A new, nonpartisan organization wants to save presidential debates in the United States. We hope it succeeds.

The debates have become so empty and dull that most Americans just ignore them. The newly formed Citizens' Debate Commission argues that the two major-party political campaigns have hijacked these useful face-to-face encounters and sometimes have an interest in making them as unenlightening as possible.
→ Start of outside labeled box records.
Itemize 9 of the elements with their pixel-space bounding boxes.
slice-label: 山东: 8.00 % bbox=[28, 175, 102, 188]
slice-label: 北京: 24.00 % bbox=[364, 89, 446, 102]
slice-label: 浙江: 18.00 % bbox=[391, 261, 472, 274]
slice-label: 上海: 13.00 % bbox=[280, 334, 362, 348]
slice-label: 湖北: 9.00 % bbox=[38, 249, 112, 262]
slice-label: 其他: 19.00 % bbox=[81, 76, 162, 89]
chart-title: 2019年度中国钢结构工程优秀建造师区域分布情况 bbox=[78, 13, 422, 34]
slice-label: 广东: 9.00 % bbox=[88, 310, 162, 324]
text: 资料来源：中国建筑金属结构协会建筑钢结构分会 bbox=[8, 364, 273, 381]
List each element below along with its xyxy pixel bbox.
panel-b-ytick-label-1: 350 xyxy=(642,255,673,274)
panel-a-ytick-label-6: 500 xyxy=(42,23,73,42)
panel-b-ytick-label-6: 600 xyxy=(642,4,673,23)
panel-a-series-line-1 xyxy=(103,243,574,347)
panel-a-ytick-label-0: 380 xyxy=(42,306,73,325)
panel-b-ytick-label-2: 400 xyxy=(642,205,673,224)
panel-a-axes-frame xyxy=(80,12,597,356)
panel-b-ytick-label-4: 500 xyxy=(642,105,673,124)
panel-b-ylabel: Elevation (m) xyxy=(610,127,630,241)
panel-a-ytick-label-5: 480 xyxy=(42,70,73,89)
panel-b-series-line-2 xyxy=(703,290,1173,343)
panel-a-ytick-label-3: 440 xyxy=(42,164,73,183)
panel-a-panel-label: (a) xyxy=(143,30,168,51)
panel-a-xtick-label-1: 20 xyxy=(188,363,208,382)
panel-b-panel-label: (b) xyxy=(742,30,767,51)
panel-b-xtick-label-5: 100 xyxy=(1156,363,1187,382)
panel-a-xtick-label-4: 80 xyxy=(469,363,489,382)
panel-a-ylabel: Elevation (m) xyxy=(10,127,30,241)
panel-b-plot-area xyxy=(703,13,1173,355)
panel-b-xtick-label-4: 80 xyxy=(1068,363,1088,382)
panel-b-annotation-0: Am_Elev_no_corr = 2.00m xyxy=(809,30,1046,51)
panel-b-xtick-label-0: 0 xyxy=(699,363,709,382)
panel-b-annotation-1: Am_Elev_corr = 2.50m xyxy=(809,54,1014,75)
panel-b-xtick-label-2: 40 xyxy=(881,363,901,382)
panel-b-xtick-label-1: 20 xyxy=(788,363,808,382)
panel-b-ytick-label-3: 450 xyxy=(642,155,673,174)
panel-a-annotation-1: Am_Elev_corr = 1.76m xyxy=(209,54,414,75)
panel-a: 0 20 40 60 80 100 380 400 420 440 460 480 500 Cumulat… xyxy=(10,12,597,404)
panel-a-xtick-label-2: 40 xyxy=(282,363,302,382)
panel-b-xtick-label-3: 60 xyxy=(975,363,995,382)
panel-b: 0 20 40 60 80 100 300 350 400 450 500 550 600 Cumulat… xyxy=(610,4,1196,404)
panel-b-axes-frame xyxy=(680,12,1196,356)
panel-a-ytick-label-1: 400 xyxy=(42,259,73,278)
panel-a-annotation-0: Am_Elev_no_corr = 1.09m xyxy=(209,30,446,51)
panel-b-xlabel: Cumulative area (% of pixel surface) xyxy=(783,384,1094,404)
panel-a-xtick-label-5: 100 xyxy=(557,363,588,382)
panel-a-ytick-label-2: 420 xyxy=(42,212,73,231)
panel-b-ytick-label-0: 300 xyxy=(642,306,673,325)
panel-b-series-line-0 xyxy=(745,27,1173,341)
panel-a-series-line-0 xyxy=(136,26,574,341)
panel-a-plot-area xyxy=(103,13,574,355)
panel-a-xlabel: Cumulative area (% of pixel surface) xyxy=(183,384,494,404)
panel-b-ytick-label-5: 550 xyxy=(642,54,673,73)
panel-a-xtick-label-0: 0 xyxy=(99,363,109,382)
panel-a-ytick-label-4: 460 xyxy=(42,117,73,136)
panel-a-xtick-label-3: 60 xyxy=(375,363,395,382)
Gaffes like Gerald Ford's assertion that the Soviets didn't dominate Poland, or Michael Dukakis' oddly bureaucratic response to a question on the hypothetical murder of his wife, are less likely to occur these days. This is mainly because, as the Citizens' Debate Commission suggests, debates are little more than joint news conferences. The two major candidates are allowed to offer their views in prepackaged sound bites. Follow-up questions are impossible and every single detail -- from the height of the dais to the makeup of any panel of questioners -- is negotiated down to the last nit by the two campaigns -- and only the two campaigns.

Just one example: In the 1996 Clinton-Dole race, Clinton's team managed to get two sessions scheduled opposite the Major League Baseball playoffs. As Clinton confidant George Stephanopolous said afterward: "We wanted the debates to be a nonevent."

They and others certainly succeeded at that over the years. In 1980, 60 percent of American households watched the debates. In 2000, it was 30 percent.

The CDC suggests that debate rules be independently arrived at by a nonpartisan entity -- the League of Women Voters comes to mind -- and that minor-party candidates be invited to participate if their campaigns meet some plausible viability standards.

Of course, the Commission on Presidential Debates, not the CDC, runs the system now. Its efforts are aimed at pleasing the campaigns, not the voters.

But it doesn't really matter who runs the debates as long as whoever does so is truly independent. It's clear, though, that the system needs to be changed. The interests of voters, not the candidates, parties and TV networks, should get the priority in scheduling and organizing the presidential debates.

Campaigns would resist mightily, but if the choice were joining the debate or facing a backlash, they'd eventually come along, too.